Having also studied law, Peter’s research focused on employment law and industrial relations. His research continued for three years before he took up a role establishing a branch campus of the University of New South Wales, then becoming Academic Director at the University of Newcastle.
“I then saw that Murdoch was looking for a leader in Singapore,” he said. “I knew the brand was pretty well known here but I also knew that Murdoch didn’t have a real presence.
“There was no office, there was no staff. It was more or less a franchising arrangement. In taking on the job, it was my task to improve quality. I began by setting up an office, which I did with Jenny Crawford (now Manager Transnational Education), and I remember we had a very limited budget, so we went out to Ikea to get some office furniture and we put it together!
“Then we started to appoint critical staff, so we had an admissions team here – just one person really – then we appointed a learning support lecturer and other lecturers for key disciplines.
“We changed the model of transnational education for the University and it worked. Numbers began to grow, and student satisfaction, retention and progression all improved.
“Something I’m really proud of is that we have here in Singapore the best student retention and progression levels of any Murdoch location. I’m also really proud of the fact that we have 25,000 (of around 90,000) of the University’s alumni based in Singapore. That’s just amazing – it’s more than a quarter of the University’s total alumni!
“The Murdoch brand is now so well recognised around Singapore. Murdoch is viewed as the quintessential Australian university, standing for quality, student choice and flexibility, with our double major offerings and unique degree architecture being really attractive to students.”
While the higher education environment in Australia is extremely challenging, Murdoch Singapore continues to grow. In 2021, and despite COVID, commencing enrolments increased by 7%, driving record revenue 18% over budget to around $20 million.
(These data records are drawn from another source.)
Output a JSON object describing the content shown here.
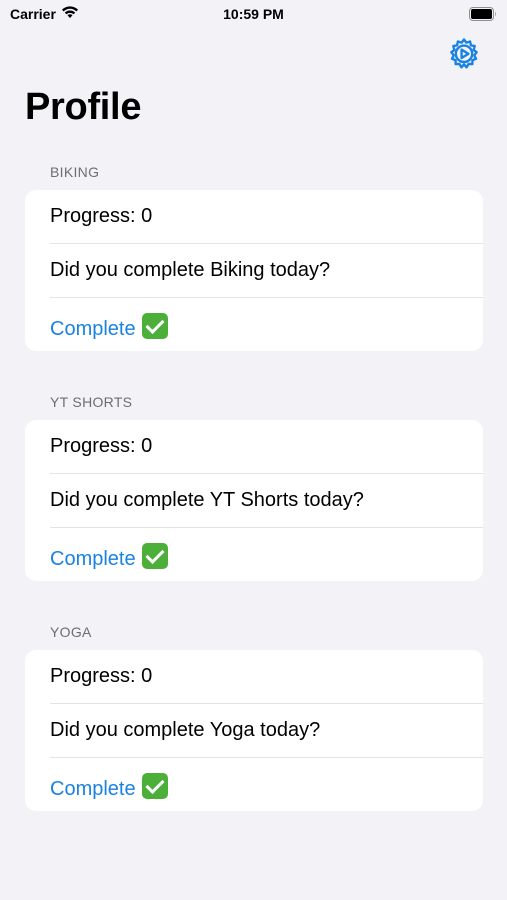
{
  "status_bar": {
    "carrier": "Carrier",
    "time": "10:59 PM"
  },
  "header": {
    "title": "Profile",
    "settings_icon": "gear-play-icon",
    "accent_color": "#1a82e2"
  },
  "sections": [
    {
      "header": "BIKING",
      "progress": "Progress: 0",
      "question": "Did you complete Biking today?",
      "action_label": "Complete",
      "action_icon": "check-mark-emoji"
    },
    {
      "header": "YT SHORTS",
      "progress": "Progress: 0",
      "question": "Did you complete YT Shorts today?",
      "action_label": "Complete",
      "action_icon": "check-mark-emoji"
    },
    {
      "header": "YOGA",
      "progress": "Progress: 0",
      "question": "Did you complete Yoga today?",
      "action_label": "Complete",
      "action_icon": "check-mark-emoji"
    }
  ]
}
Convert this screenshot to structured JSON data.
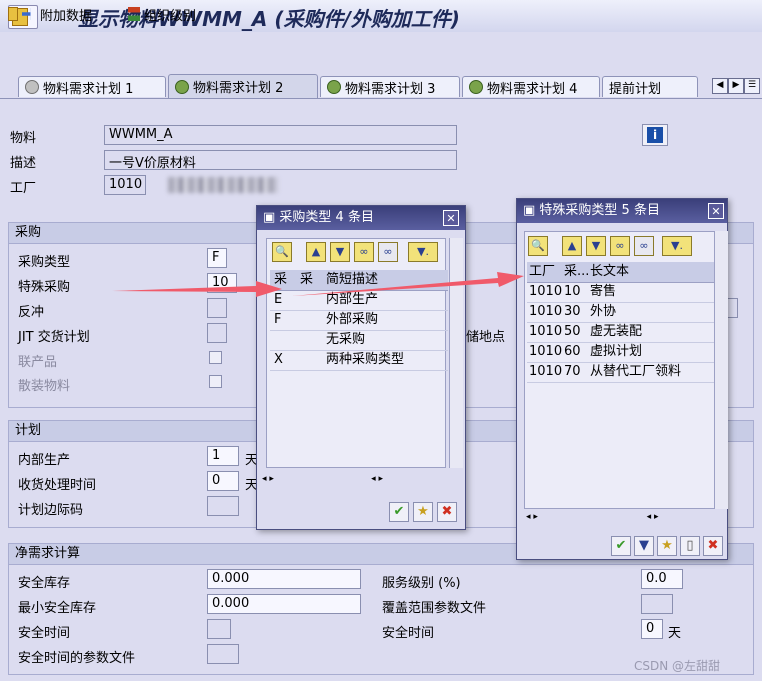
{
  "window": {
    "title": "显示物料WWMM_A (采购件/外购加工件)"
  },
  "toolbar": {
    "additional_data": "附加数据",
    "org_levels": "组织级别"
  },
  "tabs": [
    {
      "label": "物料需求计划 1"
    },
    {
      "label": "物料需求计划 2"
    },
    {
      "label": "物料需求计划 3"
    },
    {
      "label": "物料需求计划 4"
    },
    {
      "label": "提前计划"
    }
  ],
  "header": {
    "material_label": "物料",
    "material_value": "WWMM_A",
    "desc_label": "描述",
    "desc_value": "一号V价原材料",
    "plant_label": "工厂",
    "plant_value": "1010"
  },
  "procurement": {
    "title": "采购",
    "proc_type_label": "采购类型",
    "proc_type_value": "F",
    "special_proc_label": "特殊采购",
    "special_proc_value": "10",
    "backflush_label": "反冲",
    "jit_label": "JIT 交货计划",
    "coproduct_label": "联产品",
    "bulk_label": "散装物料",
    "storage_loc_label": "储地点"
  },
  "scheduling": {
    "title": "计划",
    "inhouse_label": "内部生产",
    "inhouse_value": "1",
    "inhouse_unit": "天",
    "gr_label": "收货处理时间",
    "gr_value": "0",
    "gr_unit": "天",
    "margin_label": "计划边际码"
  },
  "net_req": {
    "title": "净需求计算",
    "safety_stock_label": "安全库存",
    "safety_stock_value": "0.000",
    "min_safety_label": "最小安全库存",
    "min_safety_value": "0.000",
    "safety_time_label": "安全时间",
    "safety_profile_label": "安全时间的参数文件",
    "service_level_label": "服务级别 (%)",
    "service_level_value": "0.0",
    "coverage_label": "覆盖范围参数文件",
    "safety_time2_label": "安全时间",
    "safety_time2_value": "0",
    "safety_time2_unit": "天"
  },
  "popup_proc": {
    "title": "采购类型 4 条目",
    "col1": "采",
    "col2": "采",
    "col3": "简短描述",
    "rows": [
      {
        "code": "E",
        "desc": "内部生产"
      },
      {
        "code": "F",
        "desc": "外部采购"
      },
      {
        "code": "",
        "desc": "无采购"
      },
      {
        "code": "X",
        "desc": "两种采购类型"
      }
    ]
  },
  "popup_special": {
    "title": "特殊采购类型 5 条目",
    "col1": "工厂",
    "col2": "采...",
    "col3": "长文本",
    "rows": [
      {
        "plant": "1010",
        "code": "10",
        "text": "寄售"
      },
      {
        "plant": "1010",
        "code": "30",
        "text": "外协"
      },
      {
        "plant": "1010",
        "code": "50",
        "text": "虚无装配"
      },
      {
        "plant": "1010",
        "code": "60",
        "text": "虚拟计划"
      },
      {
        "plant": "1010",
        "code": "70",
        "text": "从替代工厂领料"
      }
    ]
  },
  "watermark": "CSDN @左甜甜",
  "colors": {
    "popup_title": "#3a3f7a",
    "arrow": "#f05a6a",
    "background": "#dcdcf0"
  }
}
Murdoch Dubai, which Peter also has oversight of, more than doubled commencing enrolments in 2021.
COVID lockdowns in Singapore were severe and lengthy, but Peter said students adapted very well to online learning – and many preferred it. Information Technology and Business are the most popular courses there, but a gamble on the introduction of Criminology courses a few years back is also paying big dividends.
While Murdoch Singapore is a small team of 12, they are constantly looking to innovate and expand. They have created the Singapore Centre for Research on Innovation, Productivity and Technology (SCRIPT) – one of Australia’s first research and development centres based in Singapore – and launched Murdoch Edge in 2019 to improve the career readiness of students.
Peter is proud of the excellent name Murdoch has in Singapore and he’s excited about the opportunity for further growth, with the Commonwealth driving a new national international education strategy that flips the script on how Australian university education is delivered.